The LDCs are bearing the heaviest brunt of these crises. Recovery efforts are grossly insufficient and uneven to say the least. Take vaccines for instance – only about 1.2% of the people in the LDCs have been vaccinated.
Even before the pandemic, the LDCs were the furthest behind. The 46 LDCs are home to 12% of the global population; but they account for less than 2% of the world’s GDP, and less than1% of global exports. The pandemic has exacerbated their pre-existing vulnerabilities and pushing them further behind.
The IPrOA has had some limited success. Since its adoption, 4 countries have graduated, and 16 others are in different stages of graduation. Yet the targets in all its priority areas remain unfulfilled. And we had heard how the pandemic is posing further challenges.
The 5th LDC Conference offers an opportunity to agree on a new transformative roadmap for the LDCs to overcome this crisis and build back better, and stronger.
Excellencies, Distinguished Participants,
As many of you are aware, the negotiations on the draft Doha Programme of Action are well underway. Ambassador Bob Rae and I are truly honoured to co-chair the Preparatory Committee of the LDC-5 Conference.
The group of LDCs under the leadership of Ambassador Ligoya has submitted an excellent draft. We have already had one round of consultations; and the PrepCom will meet for the second round on the revised draft next week, on the 13th and the 14th in New York.
The draft captures the hopes and aspirations of the LDCs, especially now in their efforts to build back better from the pandemic. It is expected to be a strong compact of partnership between the LDCs and their development partners and all other stakeholders.

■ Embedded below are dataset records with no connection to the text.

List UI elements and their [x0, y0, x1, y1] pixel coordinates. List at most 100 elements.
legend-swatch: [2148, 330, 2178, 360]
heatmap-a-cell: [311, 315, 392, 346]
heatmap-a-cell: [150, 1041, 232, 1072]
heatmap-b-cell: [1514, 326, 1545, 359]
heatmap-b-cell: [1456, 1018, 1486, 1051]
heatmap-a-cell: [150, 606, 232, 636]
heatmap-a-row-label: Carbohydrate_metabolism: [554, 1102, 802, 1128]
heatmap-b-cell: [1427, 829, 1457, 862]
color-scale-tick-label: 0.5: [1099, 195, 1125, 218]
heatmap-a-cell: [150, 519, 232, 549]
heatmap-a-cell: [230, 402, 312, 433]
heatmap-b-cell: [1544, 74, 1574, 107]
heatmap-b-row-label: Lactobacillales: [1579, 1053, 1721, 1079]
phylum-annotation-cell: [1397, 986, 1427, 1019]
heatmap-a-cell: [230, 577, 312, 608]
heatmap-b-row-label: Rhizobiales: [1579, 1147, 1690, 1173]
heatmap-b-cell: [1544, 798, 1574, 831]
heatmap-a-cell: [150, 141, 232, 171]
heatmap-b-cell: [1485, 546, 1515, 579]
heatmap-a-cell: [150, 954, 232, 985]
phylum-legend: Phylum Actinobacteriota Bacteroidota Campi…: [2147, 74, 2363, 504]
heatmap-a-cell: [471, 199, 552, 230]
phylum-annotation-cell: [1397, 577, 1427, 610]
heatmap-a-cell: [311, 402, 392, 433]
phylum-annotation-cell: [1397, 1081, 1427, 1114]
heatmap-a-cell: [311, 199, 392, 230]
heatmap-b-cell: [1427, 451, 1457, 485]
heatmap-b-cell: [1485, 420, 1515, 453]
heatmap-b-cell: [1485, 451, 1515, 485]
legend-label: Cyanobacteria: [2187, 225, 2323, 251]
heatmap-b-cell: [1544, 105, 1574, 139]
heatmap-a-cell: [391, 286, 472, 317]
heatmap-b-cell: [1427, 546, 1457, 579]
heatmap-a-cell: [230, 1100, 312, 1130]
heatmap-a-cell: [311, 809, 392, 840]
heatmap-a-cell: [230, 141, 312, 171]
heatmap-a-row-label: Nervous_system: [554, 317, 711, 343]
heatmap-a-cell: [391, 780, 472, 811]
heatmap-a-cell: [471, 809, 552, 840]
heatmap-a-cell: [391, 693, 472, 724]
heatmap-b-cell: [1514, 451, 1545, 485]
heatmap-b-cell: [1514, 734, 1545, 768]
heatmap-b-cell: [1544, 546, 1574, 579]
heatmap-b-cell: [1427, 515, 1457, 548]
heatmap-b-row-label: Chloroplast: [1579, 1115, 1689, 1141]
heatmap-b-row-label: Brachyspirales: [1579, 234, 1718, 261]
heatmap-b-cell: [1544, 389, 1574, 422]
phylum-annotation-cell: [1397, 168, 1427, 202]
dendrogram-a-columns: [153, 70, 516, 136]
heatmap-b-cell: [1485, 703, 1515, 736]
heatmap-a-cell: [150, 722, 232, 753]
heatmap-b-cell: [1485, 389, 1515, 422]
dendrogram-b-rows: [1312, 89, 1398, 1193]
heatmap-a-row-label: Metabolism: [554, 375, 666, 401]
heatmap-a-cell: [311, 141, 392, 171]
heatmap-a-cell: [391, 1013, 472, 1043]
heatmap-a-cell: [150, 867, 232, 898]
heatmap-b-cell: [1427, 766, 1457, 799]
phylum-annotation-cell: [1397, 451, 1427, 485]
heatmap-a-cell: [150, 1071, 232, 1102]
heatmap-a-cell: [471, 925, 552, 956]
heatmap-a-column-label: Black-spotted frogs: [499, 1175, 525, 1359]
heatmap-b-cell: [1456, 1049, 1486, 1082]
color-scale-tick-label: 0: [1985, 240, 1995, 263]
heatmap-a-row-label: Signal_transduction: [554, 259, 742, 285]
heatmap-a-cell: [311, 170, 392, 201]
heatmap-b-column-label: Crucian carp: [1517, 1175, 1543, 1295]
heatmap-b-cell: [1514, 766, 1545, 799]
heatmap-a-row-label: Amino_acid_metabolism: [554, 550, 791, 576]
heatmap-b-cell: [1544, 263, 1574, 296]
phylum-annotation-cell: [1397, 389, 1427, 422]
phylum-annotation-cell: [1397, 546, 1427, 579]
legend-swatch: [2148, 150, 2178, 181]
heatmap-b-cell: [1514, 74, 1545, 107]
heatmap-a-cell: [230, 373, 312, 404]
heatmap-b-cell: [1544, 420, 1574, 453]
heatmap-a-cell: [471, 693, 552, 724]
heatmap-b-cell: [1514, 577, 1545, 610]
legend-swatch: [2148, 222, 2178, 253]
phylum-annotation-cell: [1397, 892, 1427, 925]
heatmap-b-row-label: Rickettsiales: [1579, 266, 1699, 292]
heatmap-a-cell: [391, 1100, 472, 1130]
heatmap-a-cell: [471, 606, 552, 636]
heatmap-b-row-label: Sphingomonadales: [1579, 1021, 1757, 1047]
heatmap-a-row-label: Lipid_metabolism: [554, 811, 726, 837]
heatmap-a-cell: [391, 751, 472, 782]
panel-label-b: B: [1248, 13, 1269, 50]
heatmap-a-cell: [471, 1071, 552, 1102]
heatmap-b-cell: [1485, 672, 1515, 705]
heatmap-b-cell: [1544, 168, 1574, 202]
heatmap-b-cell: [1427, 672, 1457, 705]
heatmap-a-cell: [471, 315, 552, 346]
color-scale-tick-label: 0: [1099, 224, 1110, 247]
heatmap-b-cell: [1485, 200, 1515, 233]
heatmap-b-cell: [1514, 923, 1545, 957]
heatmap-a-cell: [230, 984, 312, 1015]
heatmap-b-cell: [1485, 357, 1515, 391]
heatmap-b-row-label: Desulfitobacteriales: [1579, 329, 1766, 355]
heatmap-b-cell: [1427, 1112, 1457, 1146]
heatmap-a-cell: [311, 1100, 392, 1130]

The draft has identified some concrete deliverables for eradicating poverty, ensuring lifelong learning, facilitating trade and investment, and ensuring sustainable and irreversible graduation of the LDCs. And very importantly, it sets a target to address the vaccines crisis, by promoting and encouraging technology transfer to increase production and distribution capacities of vaccines in LDCs.
Negotiations so far have been very constructive, with all sides showing a genuine desire to have a transformative programme of action. We expect to conclude the negotiations on the Programme of Action positively by mid-December.
The proposals and recommendations from the academic papers and the rich discussions held during past two days are expected to complement our ongoing discussions in New York. This event is also likely to facilitate consensus building on critical issues of importance to LDCs.
Keeping this in mind, I wish to propose four specific recommendations:
First: I would request OHRLLS and other co-organizers to prepare a compendium of the specific policy recommendations coming out from the various analytical papers and share it with the member states and other stakeholders for their consideration, as those could serve as important inputs for their development strategies and practices.
Second: On a similar note, some of the innovative ideas and key deliverables from here could be shared with the Member States for their consideration for suitable reflection in the negotiating text; and to complement the elements contained in the draft programme of action.
Third: Create an online platform for the LDC Future Forum to engage the resource persons virtually on issues that are of importance to the LDCs, especially in the preparatory process, as well as in later stages.
Finally: Bring the Future Forum to Doha as a part of the programme of the LDC-5 Conference to be held in January 2022 in Doha.
I thank you all for your kind attention. And we look forward to remaining engaged with you all in the coming days.